A note on the values of weighted q-Bernstein polynomials and weighted q-Genocchi numbers

Abstract

The rapid development of q-calculus has led to the discovery of new generalizations of Bernstein polynomials and Genocchi polynomials involving q-integers. The present paper deals with weighted q-Bernstein polynomials (or called q-Bernstein polynomials with weight alpha) and weighted q-Genocchi numbers (or called q-Genocchi numbers with weight alpha and beta). We apply the method of generating function and p-adic q-integral representation on Z(p), which are exploited to derive further classes of Bernstein polynomials and q-Genocchi numbers and polynomials. To be more precise, we summarize our results as follows: we obtain some combinatorial relations between q-Genocchi numbers and polynomials with weight alpha and beta.
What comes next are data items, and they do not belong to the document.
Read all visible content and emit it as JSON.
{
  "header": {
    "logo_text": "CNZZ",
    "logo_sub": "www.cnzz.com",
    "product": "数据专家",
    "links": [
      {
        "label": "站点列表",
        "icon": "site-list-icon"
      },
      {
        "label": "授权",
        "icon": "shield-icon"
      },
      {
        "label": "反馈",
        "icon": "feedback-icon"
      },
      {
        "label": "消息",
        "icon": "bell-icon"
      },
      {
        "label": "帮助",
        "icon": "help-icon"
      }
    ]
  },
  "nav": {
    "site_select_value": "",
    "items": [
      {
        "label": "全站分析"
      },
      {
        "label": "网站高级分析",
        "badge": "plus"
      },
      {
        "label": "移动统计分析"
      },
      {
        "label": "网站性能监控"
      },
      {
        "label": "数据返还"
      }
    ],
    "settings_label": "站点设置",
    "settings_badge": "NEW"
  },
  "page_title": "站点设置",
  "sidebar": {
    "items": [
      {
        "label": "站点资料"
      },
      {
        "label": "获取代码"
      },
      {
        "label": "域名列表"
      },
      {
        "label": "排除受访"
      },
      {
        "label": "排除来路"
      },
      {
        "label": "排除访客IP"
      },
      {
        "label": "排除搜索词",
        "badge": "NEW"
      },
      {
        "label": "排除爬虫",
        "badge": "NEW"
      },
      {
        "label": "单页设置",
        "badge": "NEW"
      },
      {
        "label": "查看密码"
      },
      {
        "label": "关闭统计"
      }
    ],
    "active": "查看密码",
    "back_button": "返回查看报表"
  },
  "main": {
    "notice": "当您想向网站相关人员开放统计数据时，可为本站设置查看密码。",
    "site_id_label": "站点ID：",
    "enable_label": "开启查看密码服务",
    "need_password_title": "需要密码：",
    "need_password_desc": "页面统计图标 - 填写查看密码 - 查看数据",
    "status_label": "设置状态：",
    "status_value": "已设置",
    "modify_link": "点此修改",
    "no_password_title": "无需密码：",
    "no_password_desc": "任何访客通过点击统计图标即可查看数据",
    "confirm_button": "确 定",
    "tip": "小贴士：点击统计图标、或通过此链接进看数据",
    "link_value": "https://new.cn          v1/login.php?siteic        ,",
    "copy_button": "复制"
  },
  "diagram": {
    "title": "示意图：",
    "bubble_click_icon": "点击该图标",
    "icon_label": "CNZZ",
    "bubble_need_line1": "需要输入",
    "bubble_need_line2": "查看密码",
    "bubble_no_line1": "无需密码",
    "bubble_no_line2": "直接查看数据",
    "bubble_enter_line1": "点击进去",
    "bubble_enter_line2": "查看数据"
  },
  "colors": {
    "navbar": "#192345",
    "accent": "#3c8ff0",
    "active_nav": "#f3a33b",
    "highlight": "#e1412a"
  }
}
Furthermore, we derive an integral representation of weighted q-Bernstein polynomials of degree n based on Z(p). Also we deduce a fermionic p-adic q-integral representation of products of weighted q-Bernstein polynomials of different degrees n(1), n(2), ... on Z(p) and show that it can be in terms of q-Genocchi numbers with weight alpha and beta, which yields a deeper insight into the effectiveness of this type of generalizations. We derive a new generating function which possesses a number of interesting properties which we state in this paper.